Name: ____________________________________________________ Alpha: _____________________

Describe help received: _________________________________________________________________
Per-problem assessment: • 5 (Perfect): Correct solution • 4 (Good effort): Good effort, solution may or may not be correct. • 2 (Poor effort): Some basic misunderstandings demonstrated that could have been cleared up by reading the notes or giving a serious try. • 0 (No effort): No progress towards a solution.

Problem 1 (assessment: self_______ final_______)

Consider linearSearch and binarySearch from the Unit 1 notes. The analysis in Section 8 shows that the worst case running time in terms of number of operations for linearSearch on an array range of size $n$ is $ T_{ls,\text{worst}}(n) = 2n + 1 \text{ operations} $ and the the worst case running time in terms of number of operations for binarySearch on an array of size $n$ is $ T_{bs,\text{worst}}(n) = 5 \lg n + 4 \text{ operations} $ whereas the best case for each is $ T_{ls,\text{best}}(n) = 3 \text{ operations} $ for linearSearch and $ T_{bs,\text{best}}(n) = 5 \lg n + 4 \text{ operations} $ for binarySearch. Given that, here are some T/F questions to see whether you understand the meanings of $O$, $\Theta$ and $\Omega$ and how they're used to describe running time functions:
  1. $T_{ls,\text{worst}}(n) \in \Theta(n)$
  2. $T_{ls,\text{worst}}(n) \in \Omega(1)$
  3. $T_{bs,\text{worst}}(n) \in O(n)$
  4. $T_{bs,\text{worst}}(n) \in \Omega(\lg n)$
  5. $T_{ls,\text{best}}(n) \in \Omega(n)$
  6. $T_{ls,\text{best}}(n) \in \Theta(1)$
  7. $T_{ls,\text{best}}(n) \in O(n)$
  8. $T_{bs,\text{best}}(n) \in \Omega(n)$
  9. $T_{bs,\text{best}}(n) \in O(\lg n)$
  10. $T_{bs,\text{best}}(n) \in O(n)$

Problem 2 (assessment: self_______ final_______)

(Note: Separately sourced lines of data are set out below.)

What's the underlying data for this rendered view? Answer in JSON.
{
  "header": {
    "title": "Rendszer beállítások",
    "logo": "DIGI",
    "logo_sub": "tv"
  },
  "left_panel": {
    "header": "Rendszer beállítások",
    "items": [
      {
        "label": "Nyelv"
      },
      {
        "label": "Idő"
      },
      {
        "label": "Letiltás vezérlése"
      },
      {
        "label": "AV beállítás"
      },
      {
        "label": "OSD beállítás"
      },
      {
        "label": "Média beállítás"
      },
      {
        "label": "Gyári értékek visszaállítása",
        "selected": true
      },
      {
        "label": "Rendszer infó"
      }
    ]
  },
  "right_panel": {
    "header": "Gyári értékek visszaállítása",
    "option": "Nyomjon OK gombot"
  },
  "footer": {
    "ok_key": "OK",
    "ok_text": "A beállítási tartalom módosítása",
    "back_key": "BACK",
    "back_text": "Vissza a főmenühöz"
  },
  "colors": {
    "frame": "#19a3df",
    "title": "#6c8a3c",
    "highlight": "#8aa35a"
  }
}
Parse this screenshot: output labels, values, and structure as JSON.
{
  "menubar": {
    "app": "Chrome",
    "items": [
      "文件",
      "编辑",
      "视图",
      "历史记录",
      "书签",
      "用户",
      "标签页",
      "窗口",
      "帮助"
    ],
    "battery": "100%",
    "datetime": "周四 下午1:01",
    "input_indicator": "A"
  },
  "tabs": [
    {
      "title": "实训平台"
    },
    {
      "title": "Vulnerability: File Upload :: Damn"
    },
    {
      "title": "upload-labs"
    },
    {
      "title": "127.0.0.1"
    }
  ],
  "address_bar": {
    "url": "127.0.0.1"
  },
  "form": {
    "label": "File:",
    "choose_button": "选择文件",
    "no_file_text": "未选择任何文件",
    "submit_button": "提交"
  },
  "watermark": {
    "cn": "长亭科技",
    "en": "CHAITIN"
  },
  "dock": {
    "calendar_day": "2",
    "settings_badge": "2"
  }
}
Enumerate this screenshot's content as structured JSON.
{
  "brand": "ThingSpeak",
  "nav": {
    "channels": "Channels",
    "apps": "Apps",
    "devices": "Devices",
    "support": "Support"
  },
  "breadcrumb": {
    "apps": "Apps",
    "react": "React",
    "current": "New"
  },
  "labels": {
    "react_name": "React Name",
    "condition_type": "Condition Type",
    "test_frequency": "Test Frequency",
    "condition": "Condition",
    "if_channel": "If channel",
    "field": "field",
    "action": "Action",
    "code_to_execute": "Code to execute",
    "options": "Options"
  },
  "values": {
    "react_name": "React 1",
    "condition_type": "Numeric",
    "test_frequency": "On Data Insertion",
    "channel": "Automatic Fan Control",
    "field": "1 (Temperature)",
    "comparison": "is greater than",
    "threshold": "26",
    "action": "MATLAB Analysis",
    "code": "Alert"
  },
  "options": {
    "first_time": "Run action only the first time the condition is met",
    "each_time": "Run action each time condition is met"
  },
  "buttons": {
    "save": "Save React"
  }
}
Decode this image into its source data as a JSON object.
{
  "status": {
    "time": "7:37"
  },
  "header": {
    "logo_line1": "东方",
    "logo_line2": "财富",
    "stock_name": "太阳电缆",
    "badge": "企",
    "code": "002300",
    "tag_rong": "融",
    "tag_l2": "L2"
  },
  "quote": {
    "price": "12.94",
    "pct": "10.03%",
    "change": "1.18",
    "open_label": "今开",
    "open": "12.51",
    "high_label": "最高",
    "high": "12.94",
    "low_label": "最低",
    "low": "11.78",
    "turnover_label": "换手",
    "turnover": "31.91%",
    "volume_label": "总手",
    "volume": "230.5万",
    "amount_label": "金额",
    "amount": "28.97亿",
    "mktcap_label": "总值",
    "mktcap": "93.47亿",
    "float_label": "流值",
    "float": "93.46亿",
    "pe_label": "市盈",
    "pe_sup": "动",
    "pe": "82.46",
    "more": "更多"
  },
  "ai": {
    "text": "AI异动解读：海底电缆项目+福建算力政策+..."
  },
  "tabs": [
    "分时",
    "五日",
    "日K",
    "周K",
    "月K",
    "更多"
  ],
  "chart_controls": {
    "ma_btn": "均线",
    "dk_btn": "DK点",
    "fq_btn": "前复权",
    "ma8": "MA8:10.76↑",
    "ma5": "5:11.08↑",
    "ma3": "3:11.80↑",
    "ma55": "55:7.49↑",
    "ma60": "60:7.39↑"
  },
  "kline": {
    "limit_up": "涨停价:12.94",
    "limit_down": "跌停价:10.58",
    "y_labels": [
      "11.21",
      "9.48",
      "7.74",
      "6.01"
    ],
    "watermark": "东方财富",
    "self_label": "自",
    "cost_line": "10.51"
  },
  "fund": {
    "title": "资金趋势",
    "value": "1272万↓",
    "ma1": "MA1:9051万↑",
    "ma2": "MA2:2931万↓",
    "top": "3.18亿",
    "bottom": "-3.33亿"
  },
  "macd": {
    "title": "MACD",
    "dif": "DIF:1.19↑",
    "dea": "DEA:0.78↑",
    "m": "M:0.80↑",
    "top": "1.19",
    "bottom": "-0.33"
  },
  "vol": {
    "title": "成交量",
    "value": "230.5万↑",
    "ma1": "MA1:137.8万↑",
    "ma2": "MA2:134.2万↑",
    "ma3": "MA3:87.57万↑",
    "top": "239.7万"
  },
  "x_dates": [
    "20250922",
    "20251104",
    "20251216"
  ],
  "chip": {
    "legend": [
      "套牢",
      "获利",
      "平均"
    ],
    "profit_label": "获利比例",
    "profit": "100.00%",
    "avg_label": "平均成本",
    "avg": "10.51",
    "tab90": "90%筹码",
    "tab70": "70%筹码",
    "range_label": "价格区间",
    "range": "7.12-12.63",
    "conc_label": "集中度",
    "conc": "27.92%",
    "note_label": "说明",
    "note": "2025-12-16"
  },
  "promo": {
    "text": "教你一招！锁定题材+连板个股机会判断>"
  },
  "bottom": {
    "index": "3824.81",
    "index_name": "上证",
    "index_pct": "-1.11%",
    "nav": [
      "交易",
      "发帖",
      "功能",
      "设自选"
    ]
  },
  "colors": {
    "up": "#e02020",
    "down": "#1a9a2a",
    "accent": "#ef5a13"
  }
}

Is $2^{n+1} \in O(2^n)$? Prove your answer! (Remember to look at the definition of Big-O and show that $2^{n+1} \in O(2^n)$ does/doesn't satisfy it.)

Problem 3 (assessment: self_______ final_______)

  1. The average-case running time functions for both quicksort and heapsort are $\Theta(n \lg n)$. However, most people will tell you that quicksort is usually faster. Explain this apparent contradiction.
  2. Heapsort's worst and average case running time functions are both $\Theta(n \lg n)$. Insertionsort's worst and average case running time functions are both $\Theta(n^2)$. However, if you implement both algorithms and test them on an array of 10 randomly generated integers, you'll find that insertionsort is always faster. Explain this apparent contradiction.